When water enters buildings, there is often mud and the first thing fair volunteers must do is hose all of that mud out and then disinfect the structure. Mike McCalla of the board in the past has said it was important to remove mud quickly or else it would dry and be more difficult to remove.
In 2015, the fair brought roughly $3,000 of gravel to fill in holes and weak spots. The fair potentially uses around 500 tons of gravel in a year. It has also been estimated that two cubic 40-yard dumpsters are utilized on the property and are taken away at least once a day during the fair to be emptied. At the fair campgrounds, two cubic 20 yard dumpsters are taken.
Stalls for livestock are typically cleaned and maintained a month before fair starts.
The Gallia County EMS, along with area volunteer fire fighters and the Gallia Sheriff’s Office have often been present to account for the fair’s first response needs.
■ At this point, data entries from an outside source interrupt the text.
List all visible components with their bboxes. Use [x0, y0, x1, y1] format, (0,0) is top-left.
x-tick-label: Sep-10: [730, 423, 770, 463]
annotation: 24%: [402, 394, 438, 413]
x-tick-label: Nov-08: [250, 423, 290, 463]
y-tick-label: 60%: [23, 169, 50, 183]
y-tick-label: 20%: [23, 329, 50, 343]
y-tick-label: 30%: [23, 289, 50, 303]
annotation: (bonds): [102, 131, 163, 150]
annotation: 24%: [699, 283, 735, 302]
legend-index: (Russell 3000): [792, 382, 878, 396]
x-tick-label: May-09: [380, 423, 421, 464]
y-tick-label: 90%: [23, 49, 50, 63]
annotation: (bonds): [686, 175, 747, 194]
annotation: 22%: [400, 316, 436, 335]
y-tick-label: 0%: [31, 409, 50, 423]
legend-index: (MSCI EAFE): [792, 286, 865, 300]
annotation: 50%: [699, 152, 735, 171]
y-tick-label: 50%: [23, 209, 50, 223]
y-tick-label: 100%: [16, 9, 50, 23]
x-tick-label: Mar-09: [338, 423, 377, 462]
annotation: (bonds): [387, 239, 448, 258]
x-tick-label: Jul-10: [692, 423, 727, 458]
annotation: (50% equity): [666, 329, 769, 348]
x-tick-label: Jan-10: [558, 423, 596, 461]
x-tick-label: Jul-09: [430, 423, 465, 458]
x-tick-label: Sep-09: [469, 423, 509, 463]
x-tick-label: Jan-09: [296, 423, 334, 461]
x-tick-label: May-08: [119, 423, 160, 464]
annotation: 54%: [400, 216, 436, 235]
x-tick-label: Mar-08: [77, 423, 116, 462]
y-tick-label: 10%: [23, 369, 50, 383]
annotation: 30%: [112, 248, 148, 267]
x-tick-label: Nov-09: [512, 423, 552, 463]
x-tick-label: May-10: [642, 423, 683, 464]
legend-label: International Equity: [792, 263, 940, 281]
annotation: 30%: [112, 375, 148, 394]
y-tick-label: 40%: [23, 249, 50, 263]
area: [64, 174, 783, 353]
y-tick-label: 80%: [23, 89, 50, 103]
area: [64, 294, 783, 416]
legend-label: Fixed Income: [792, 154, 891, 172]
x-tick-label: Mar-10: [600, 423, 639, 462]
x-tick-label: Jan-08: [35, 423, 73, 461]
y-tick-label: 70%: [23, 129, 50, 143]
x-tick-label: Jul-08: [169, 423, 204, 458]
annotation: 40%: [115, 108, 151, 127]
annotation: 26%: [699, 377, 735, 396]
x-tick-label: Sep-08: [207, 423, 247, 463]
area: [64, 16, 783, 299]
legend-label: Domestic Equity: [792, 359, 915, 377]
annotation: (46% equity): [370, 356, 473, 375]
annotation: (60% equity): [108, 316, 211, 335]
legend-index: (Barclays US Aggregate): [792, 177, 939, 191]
Gallia Junior Fair Board Secretary Tim Massie said, last year, after ride safety concerns during 2017’s Ohio State Fair, that at the beginning of each fair week, independent inspectors go to the local fair and inspect each ride after it has been assembled in its new location. Inspectors look for weak points in the structure of the ride, examine welds, hinges, moving parts, and any wiring. According to Massie, if any issues are found, any affected rides are shut down until the issue is resolved and inspected.
Fair goers are encouraged to keep an eye on the ground as they walk. With wires and hoses being covered, there can still be tripping hazards if one does not pay attention.